The ICN plan is three-phased: to develop anti-viral agents to protect the immune system, to stimulate enzymes responsible for DNA repair and to develop a prescription for “enzyme failure.” Robins sees DNA “cross-linking” as a major problem. “One strand wraps around the other so that it can’t peel out and replicate. It will not unwind because two molecules have formed a link between them. Enzymes are then brought to bear to fix the helix.

“As you grow older the whole repair process slows up considerably. It becomes difficult to replace proteins, and enzymes, and so the whole thing grinds down. The very enzymes needed to repair the cross-linking are unavailable because the DNA responsible for creating those enzymes are themselves cross-linked.

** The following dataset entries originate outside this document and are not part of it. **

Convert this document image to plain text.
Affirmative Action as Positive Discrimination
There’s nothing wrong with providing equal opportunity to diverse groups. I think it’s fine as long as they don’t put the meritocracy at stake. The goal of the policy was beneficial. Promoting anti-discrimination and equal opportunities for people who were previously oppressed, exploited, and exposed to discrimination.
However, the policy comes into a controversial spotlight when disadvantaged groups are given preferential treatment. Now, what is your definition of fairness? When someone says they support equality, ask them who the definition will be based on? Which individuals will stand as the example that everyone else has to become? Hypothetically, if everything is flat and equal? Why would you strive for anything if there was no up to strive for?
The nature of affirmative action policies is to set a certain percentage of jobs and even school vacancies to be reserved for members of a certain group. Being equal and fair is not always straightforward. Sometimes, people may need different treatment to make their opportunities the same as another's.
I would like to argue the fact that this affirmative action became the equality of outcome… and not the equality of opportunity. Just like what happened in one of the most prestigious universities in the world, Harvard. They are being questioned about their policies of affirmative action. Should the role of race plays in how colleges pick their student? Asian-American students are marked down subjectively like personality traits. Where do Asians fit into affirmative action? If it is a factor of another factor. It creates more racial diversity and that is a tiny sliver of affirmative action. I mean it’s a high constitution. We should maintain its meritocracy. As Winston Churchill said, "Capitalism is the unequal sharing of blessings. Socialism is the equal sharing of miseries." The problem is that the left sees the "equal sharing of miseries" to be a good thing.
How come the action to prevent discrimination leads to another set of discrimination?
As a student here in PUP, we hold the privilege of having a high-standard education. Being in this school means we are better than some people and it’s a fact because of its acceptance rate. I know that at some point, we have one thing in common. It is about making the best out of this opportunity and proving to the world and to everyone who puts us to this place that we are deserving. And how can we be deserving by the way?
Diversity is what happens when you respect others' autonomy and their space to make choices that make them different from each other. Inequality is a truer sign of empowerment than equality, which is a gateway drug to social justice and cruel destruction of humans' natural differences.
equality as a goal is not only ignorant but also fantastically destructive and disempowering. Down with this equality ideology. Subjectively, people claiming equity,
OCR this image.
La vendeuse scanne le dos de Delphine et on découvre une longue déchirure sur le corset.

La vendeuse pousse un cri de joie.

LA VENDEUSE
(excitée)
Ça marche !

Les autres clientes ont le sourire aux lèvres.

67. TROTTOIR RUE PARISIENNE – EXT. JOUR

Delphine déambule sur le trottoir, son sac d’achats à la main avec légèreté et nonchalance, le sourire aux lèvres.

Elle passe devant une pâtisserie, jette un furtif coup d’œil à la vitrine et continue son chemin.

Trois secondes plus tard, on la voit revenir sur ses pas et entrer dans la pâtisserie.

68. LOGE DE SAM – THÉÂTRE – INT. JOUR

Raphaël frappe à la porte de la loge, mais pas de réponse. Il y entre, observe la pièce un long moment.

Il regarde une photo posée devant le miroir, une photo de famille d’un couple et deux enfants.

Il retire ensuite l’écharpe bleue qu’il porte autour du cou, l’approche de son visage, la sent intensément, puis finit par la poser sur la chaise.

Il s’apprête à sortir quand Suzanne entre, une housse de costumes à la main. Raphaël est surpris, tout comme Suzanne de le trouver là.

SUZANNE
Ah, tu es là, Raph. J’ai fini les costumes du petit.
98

“If we can stimulate the process of repair,” Robins says, “we can perhaps change the whole picture. That’s a fantastic thought! We can already stimulate certain enzymes. If you can do this more effectively, there’s no reason to have hearing loss, senility, so many of these things associated with aging. And who set the limit for life, anyway? Some joker somewhere says 110. Some scientists will tell you there’s a genetic clock. I don’t believe it. I don’t think the system decides to wind itself down. I think you’ve got genetic mutations that slow the system down until it can no longer function. If we can knock out those mutations, then life should go on, theoretically, forever!”